Atualmente, eu estou coordenando uma equipe multiprofissional de vigilância e promoção da saúde aqui no SAST.

Orquídea cursou duas especializações, obtendo apoio institucional para ambas.

Eu fiz duas especializações aqui na UFMG que foi uma facilidade que eu obtive da instituição mesmo. Uma especialização foi Sistematização do Sistema de enfermagem, na própria Escola de Enfermagem da UFMG e a segunda especialização foi a Enfermagem do Trabalho na Escola de Enfermagem Luíza de Marilac, no Rio, mas foi a universidade que bancou esse curso pra mim. Eu fiz um pedido e empenhei, enfim deu tudo certo.
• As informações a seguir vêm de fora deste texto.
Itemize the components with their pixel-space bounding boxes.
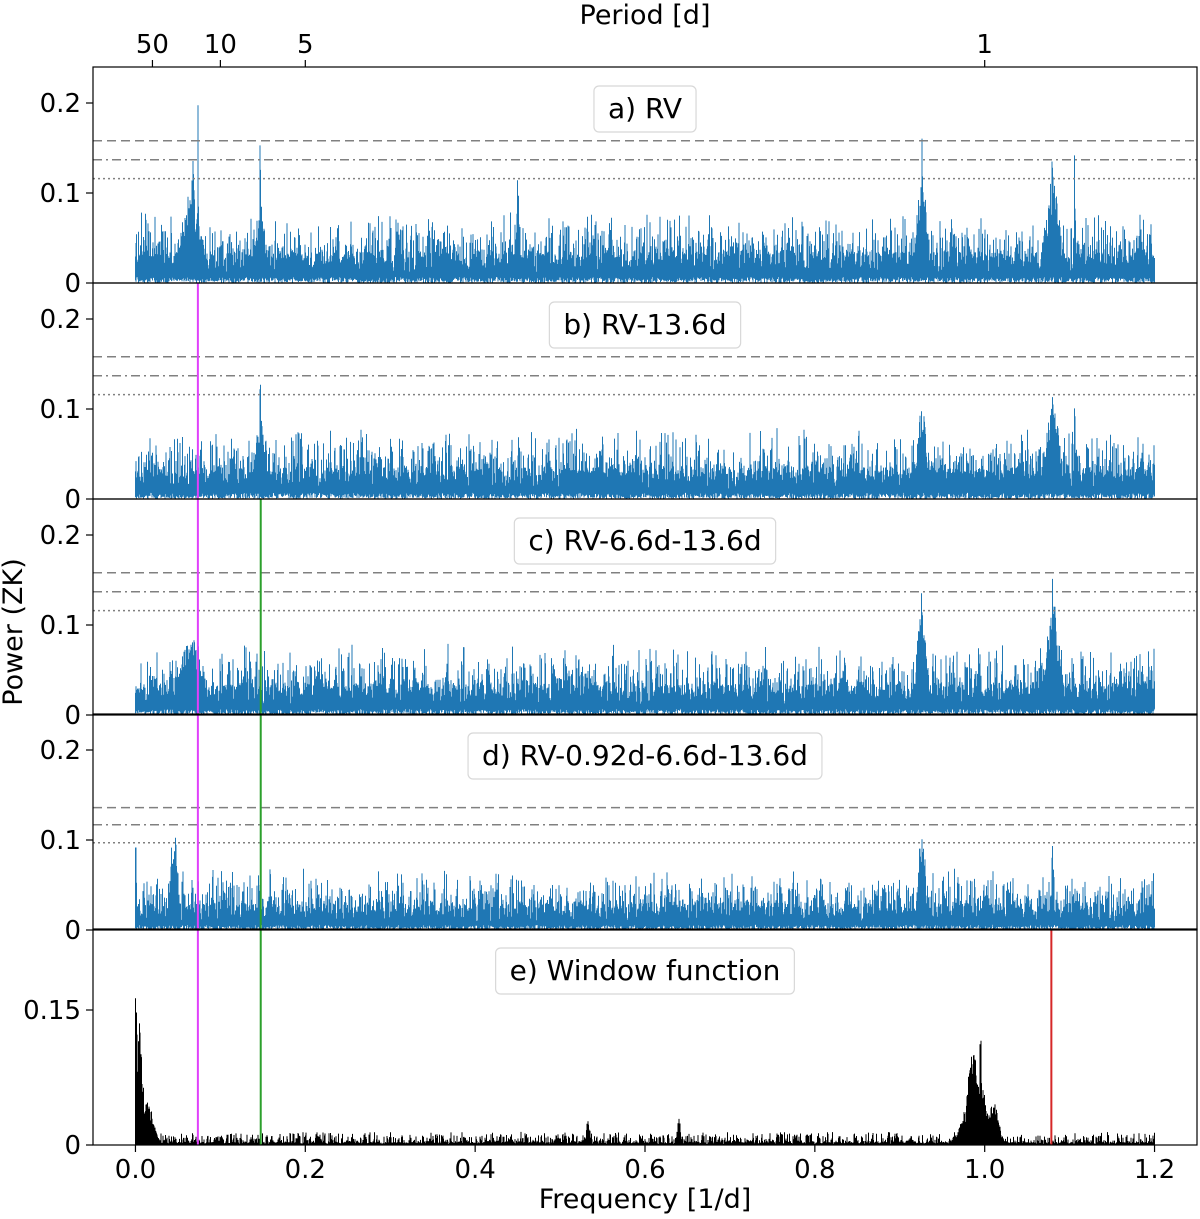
panel-title-box: [467, 732, 823, 780]
y-tick-label: 0: [64, 269, 81, 299]
panel-title: d) RV-0.92d-6.6d-13.6d: [467, 732, 823, 780]
panel-2: [93, 572, 1197, 715]
panel-title-box: [593, 85, 697, 133]
x-tick-label: 0.8: [794, 1155, 835, 1185]
top-tick-label: 1: [976, 30, 993, 60]
top-tick-label: 50: [136, 30, 169, 60]
panel-title-text: d) RV-0.92d-6.6d-13.6d: [482, 739, 808, 772]
x-tick-label: 0.0: [115, 1155, 156, 1185]
y-tick-label: 0: [64, 701, 81, 731]
y-tick-label: 0.2: [40, 736, 81, 766]
panel-3: [93, 806, 1197, 930]
x-axis-title: Frequency [1/d]: [539, 1184, 752, 1215]
y-tick-label: 0.1: [40, 826, 81, 856]
panel-title-text: b) RV-13.6d: [563, 308, 726, 341]
panel-title-box: [513, 517, 777, 565]
y-tick-label: 0.1: [40, 611, 81, 641]
panel-title: e) Window function: [495, 947, 795, 995]
panel-frame: [92, 713, 1198, 931]
top-tick-label: 5: [297, 30, 314, 60]
top-axis-ticks: 50 10 5 1: [136, 30, 993, 67]
panel-1: [93, 356, 1197, 499]
panel-title-box: [495, 947, 795, 995]
x-tick-label: 0.6: [624, 1155, 665, 1185]
y-tick-label: 0.1: [40, 179, 81, 209]
periodogram-trace: [135, 105, 1155, 283]
panel-0: [93, 105, 1197, 283]
y-tick-label: 0.2: [40, 89, 81, 119]
panel-title-text: a) RV: [608, 92, 682, 125]
periodogram-trace: [135, 837, 1155, 930]
panel-titles-layer: a) RV b) RV-13.6d c) RV-6.6d-13.6d d) RV-0.…: [467, 85, 823, 995]
periodogram-trace: [135, 384, 1155, 499]
frames-layer: 0 0.1 0.2 0 0.1 0.2 0 0.1 0.2 0 0.1 0.2 0 0.15: [23, 66, 1198, 1161]
panel-title-box: [548, 301, 742, 349]
x-tick-label: 1.2: [1134, 1155, 1175, 1185]
top-tick-label: 10: [204, 30, 237, 60]
y-tick-label: 0.2: [40, 521, 81, 551]
panel-frame: [92, 498, 1198, 716]
x-axis-ticks: 0.0 0.2 0.4 0.6 0.8 1.0 1.2: [115, 1145, 1175, 1185]
panels-layer: [93, 105, 1197, 1145]
panel-title: c) RV-6.6d-13.6d: [513, 517, 777, 565]
panel-title: b) RV-13.6d: [548, 301, 742, 349]
x-tick-label: 0.4: [454, 1155, 495, 1185]
y-tick-label: 0.15: [23, 996, 81, 1026]
panel-title: a) RV: [593, 85, 697, 133]
y-tick-label: 0.2: [40, 305, 81, 335]
x-tick-label: 1.0: [964, 1155, 1005, 1185]
y-tick-label: 0: [64, 485, 81, 515]
y-tick-label: 0: [64, 916, 81, 946]
y-axis-title: Power (ZK): [0, 558, 29, 706]
periodogram-trace: [135, 578, 1155, 715]
top-axis-title: Period [d]: [580, 0, 711, 31]
panel-title-text: e) Window function: [510, 954, 781, 987]
panel-4: [135, 998, 1155, 1145]
periodogram-trace: [135, 998, 1155, 1145]
y-tick-label: 0.1: [40, 395, 81, 425]
y-tick-label: 0: [64, 1131, 81, 1161]
x-tick-label: 0.2: [285, 1155, 326, 1185]
panel-title-text: c) RV-6.6d-13.6d: [528, 524, 761, 557]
O Mestrado também eu fiz aqui na universidade e eu tive ajuda na época do diretor do Hospital das Clínicas, porque nosso serviço era vinculado ao HC e ele me liberou algumas horas, para que eu pudesse ir à aula participar do curso. Fiz pequenas capacitações: informática, língua portuguesa, atendimento ao público, relacionamento interpessoal e também as participações em congresso sempre me liberou para participar de congressos e eventos relacionados com a saúde do trabalhador.

A entrevistada sente-se bastante satisfeita com o trabalho que realiza, pois exerce a profissão para a qual se formou e vem se especializando. E finaliza:

eu tenho muito orgulho de trabalhar na universidade e não gosto que ninguém fale mal da universidade, talvez por isso, por ser meu local de trabalho, que eu escolhi.

Atualmente, Orquídea trabalha no Serviço de Atenção à Saúde do Trabalhador e é mestre em Enfermagem (Saúde Pública).